There is some evidence to suggest that the name refers to its original Viking meaning of "Ship Lake", but the closest literal meaning of Skipsea is "a lake navigable by ships". This refers to the village's original location on the edge of a lake which was situated slightly inland from the sea. This land has since been lost to the sea due to the heavy erosion which occurs on this coast, thereby making Skipsea a seaside village.
By the end of the eleventh century, both Skipsea Castle and a church had been constructed, which encouraged the growth of the settlement. In the thirteenth and fourteenth centuries, local markets and fairs were granted.
Skipsea has a pleasant sandy beach, pubs, a post office, general store and tea rooms. Many of the houses in the village use cobbles from the sea shore in both brickwork on the house exterior as well as for decorative purposes in brick walls around gardens.
The squat-towered Church of All Saints stands on a mound looking out over the former mere of Skipsea Castle. The first church to occupy the site was built in 1190, under the patronage of Odo, Count of Albemarle. It was later granted to Aumale Abbey. This early building was completely rebuilt in the fourteenth century, the battlemented clerestories were added in the fifteenth century. Carved heads by the east window are believed to perhaps represent Edward I and Eleanor of Castile.

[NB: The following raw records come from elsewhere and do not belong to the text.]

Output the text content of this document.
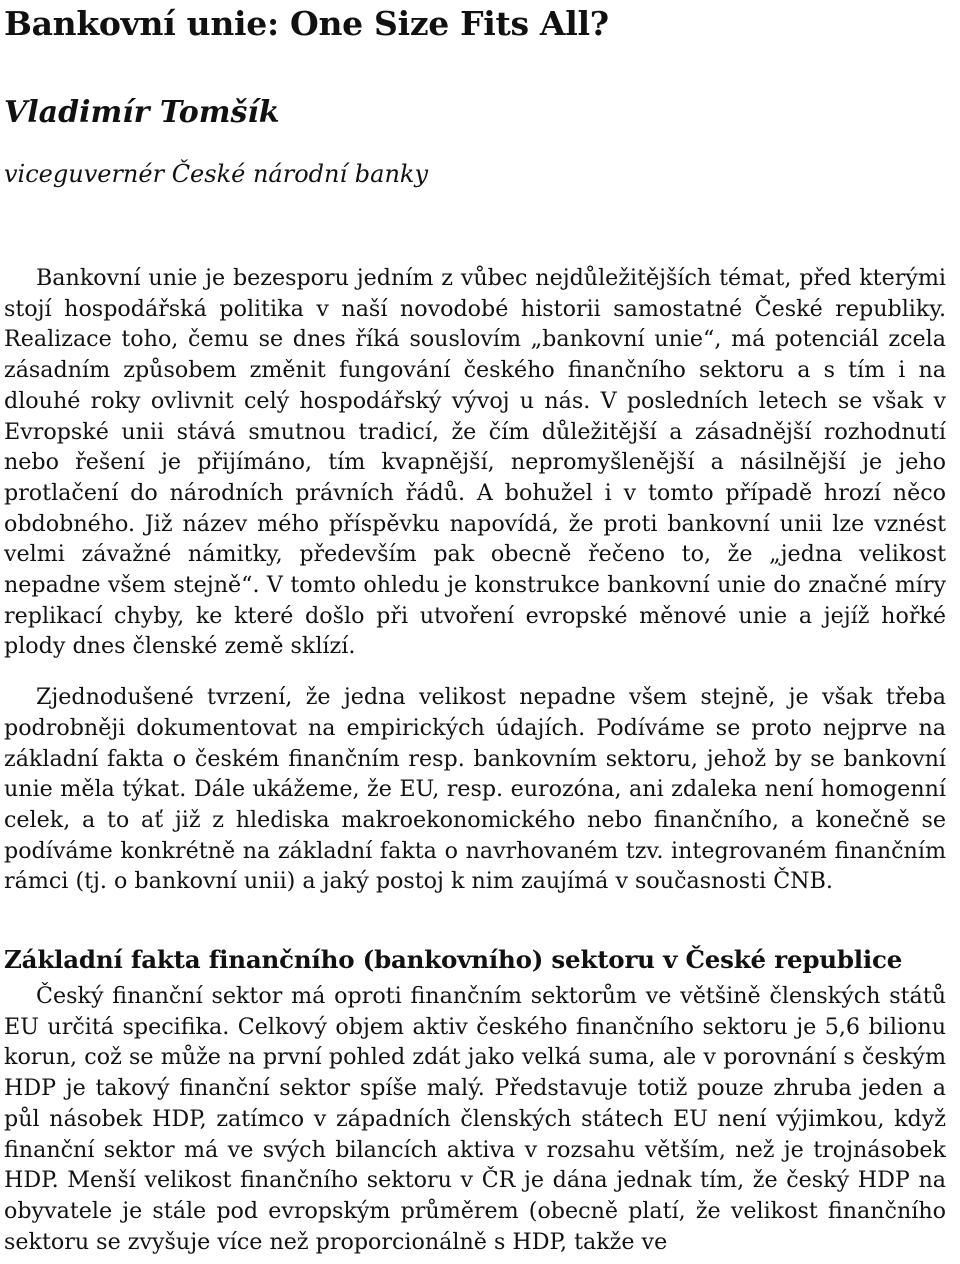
Bankovní unie: One Size Fits All?
Vladimír Tomšík
viceguvernér České národní banky

Bankovní unie je bezesporu jedním z vůbec nejdůležitějších témat, před kterými stojí hospodářská politika v naší novodobé historii samostatné České republiky. Realizace toho, čemu se dnes říká souslovím „bankovní unie“, má potenciál zcela zásadním způsobem změnit fungování českého finančního sektoru a s tím i na dlouhé roky ovlivnit celý hospodářský vývoj u nás. V posledních letech se však v Evropské unii stává smutnou tradicí, že čím důležitější a zásadnější rozhodnutí nebo řešení je přijímáno, tím kvapnější, nepromyšlenější a násilnější je jeho protlačení do národních právních řádů. A bohužel i v tomto případě hrozí něco obdobného. Již název mého příspěvku napovídá, že proti bankovní unii lze vznést velmi závažné námitky, především pak obecně řečeno to, že „jedna velikost nepadne všem stejně“. V tomto ohledu je konstrukce bankovní unie do značné míry replikací chyby, ke které došlo při utvoření evropské měnové unie a jejíž hořké plody dnes členské země sklízí.

Zjednodušené tvrzení, že jedna velikost nepadne všem stejně, je však třeba podrobněji dokumentovat na empirických údajích. Podíváme se proto nejprve na základní fakta o českém finančním resp. bankovním sektoru, jehož by se bankovní unie měla týkat. Dále ukážeme, že EU, resp. eurozóna, ani zdaleka není homogenní celek, a to ať již z hlediska makroekonomického nebo finančního, a konečně se podíváme konkrétně na základní fakta o navrhovaném tzv. integrovaném finančním rámci (tj. o bankovní unii) a jaký postoj k nim zaujímá v současnosti ČNB.

Základní fakta finančního (bankovního) sektoru v České republice

Český finanční sektor má oproti finančním sektorům ve většině členských států EU určitá specifika. Celkový objem aktiv českého finančního sektoru je 5,6 bilionu korun, což se může na první pohled zdát jako velká suma, ale v porovnání s českým HDP je takový finanční sektor spíše malý. Představuje totiž pouze zhruba jeden a půl násobek HDP, zatímco v západních členských státech EU není výjimkou, když finanční sektor má ve svých bilancích aktiva v rozsahu větším, než je trojnásobek HDP. Menší velikost finančního sektoru v ČR je dána jednak tím, že český HDP na obyvatele je stále pod evropským průměrem (obecně platí, že velikost finančního sektoru se zvyšuje více než proporcionálně s HDP, takže ve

The outside south wall of the nave features a mass dial and a consecration cross. The mass dial has a set of lines radiating outwards, but covering only 180 degrees. The consecration cross contains radiating lines covering a full 360 degrees.The oldest interior feature of the building is a medieval incised grave slab which is situated in a corner under the tower. It is believed to be a lid from the coffin of a medieval priest.
The remains of Skipsea Castle are situated just outside of the village.
The castle was built in 1086 by Drogo de la Beuvriere, who was married to the niece of William the Conquerer. The castle was constructed to secure the newly conquered region following William the Conqueror's Harrying of the North and to defend against any potential Danish invasion. It is the finest example of a Norman motte and bailey to survive in England although all that now remains is a grassed mound.
The castle motte rises to 11 metres high and would have had a gate house on its south west side. The bailey covers over 8 acres of land and is defended by a bank and an outer ditch. The motte and the bailey were separated by Skipsea Mere, an artificial lake which was linked to the sea during the medieval period via a navigable channel.
Drogo de la Beuvriere was accused of poisoning his wife and William the Conqueror granted the castle to Odo, the Count of Aumale. In 1096 it passed to Arnulf de Montgomery, but later returned to the Aumale fsmily's ownership in 1102. In 1221 the castle's then owner, William de Forz, Count of Aumale, rose in rebellion against King Henry III. The castle was captured by royalist forces and destroyed on the orders of the king.
Skipsea Castle is managed by English Heritage and is open to visitors.